De Afdeling heeft, na heropening van het onderzoek, [gemachtigde] verzocht om een antwoord te geven op de vraag of als gevolg van de bestaansbeëindiging van [appellante] één of meer percelen waarop de bouwaanvragen betrekking hebben in eigendom zijn overgedragen aan een rechtsopvolger en, indien dat het geval is, of deze rechtsopvolger onderhavige procedure wenst voort te zetten.

Hierop heeft [gemachtigde] bij brief van 2 juni 2014 een reactie gegeven.

Uit deze reactie, alsmede uit de daarbij gevoegde uittreksels uit het Kadaster van 21 mei 2014, blijkt niet dat als gevolg van de omstandigheid dat [appellante] is opgehouden te bestaan een eigendomsoverdracht van een van voormelde percelen heeft plaatsgevonden.

4. Het hoger beroep van [appellante] is niet-ontvankelijk.
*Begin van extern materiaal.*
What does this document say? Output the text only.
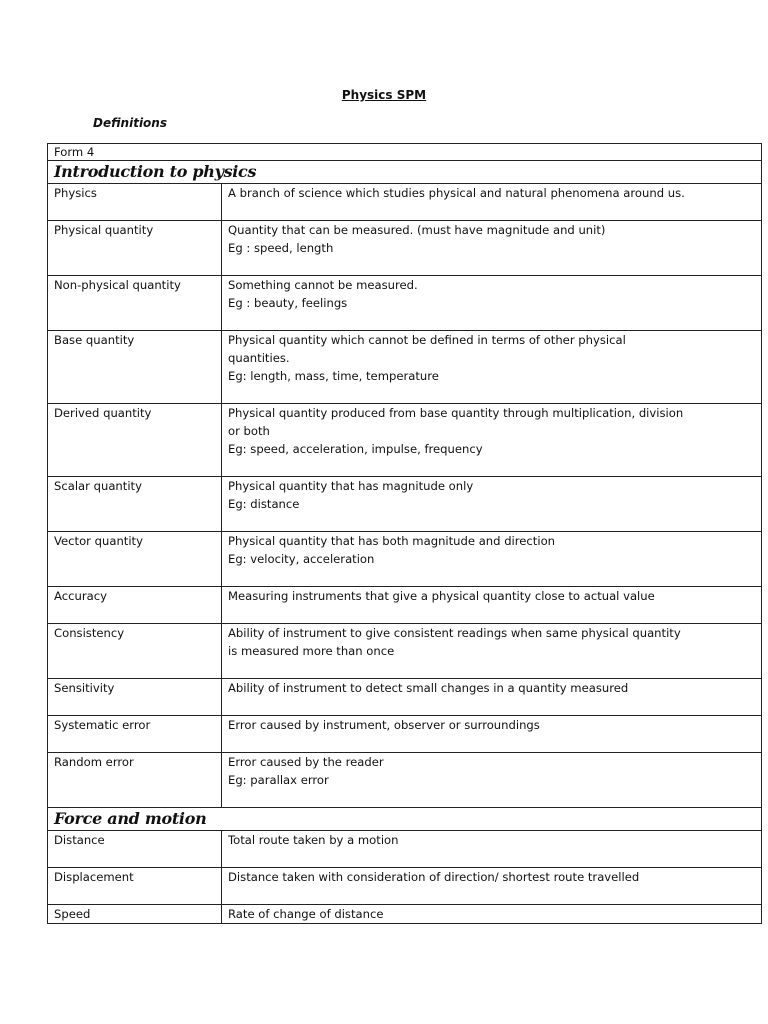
Physics SPM
Definitions
Form 4	
Introduction to physics	
Physics	A branch of science which studies physical and natural phenomena around us.

Physical quantity	Quantity that can be measured. (must have magnitude and unit)
Eg : speed, length

Non-physical quantity	Something cannot be measured.
Eg : beauty, feelings

Base quantity	Physical quantity which cannot be defined in terms of other physical
quantities.
Eg: length, mass, time, temperature

Derived quantity	Physical quantity produced from base quantity through multiplication, division
or both
Eg: speed, acceleration, impulse, frequency

Scalar quantity	Physical quantity that has magnitude only
Eg: distance

Vector quantity	Physical quantity that has both magnitude and direction
Eg: velocity, acceleration

Accuracy	Measuring instruments that give a physical quantity close to actual value

Consistency	Ability of instrument to give consistent readings when same physical quantity
is measured more than once

Sensitivity	Ability of instrument to detect small changes in a quantity measured

Systematic error	Error caused by instrument, observer or surroundings

Random error	Error caused by the reader
Eg: parallax error

Force and motion	
Distance	Total route taken by a motion

Displacement	Distance taken with consideration of direction/ shortest route travelled

Speed	Rate of change of distance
5. Voor een proceskostenveroordeling bestaat geen aanleiding.

Beslissing

De Afdeling bestuursrechtspraak van de Raad van State:

verklaart het hoger beroep niet-ontvankelijk.

Aldus vastgesteld door mr. J.A. Hagen, lid van de enkelvoudige kamer, in tegenwoordigheid van mr. J.A.W. van Leeuwen, ambtenaar van staat.

w.g. Hagen w.g. Van Leeuwen
lid van de enkelvoudige kamer ambtenaar van staat

Uitgesproken in het openbaar op 9 juli 2014

543.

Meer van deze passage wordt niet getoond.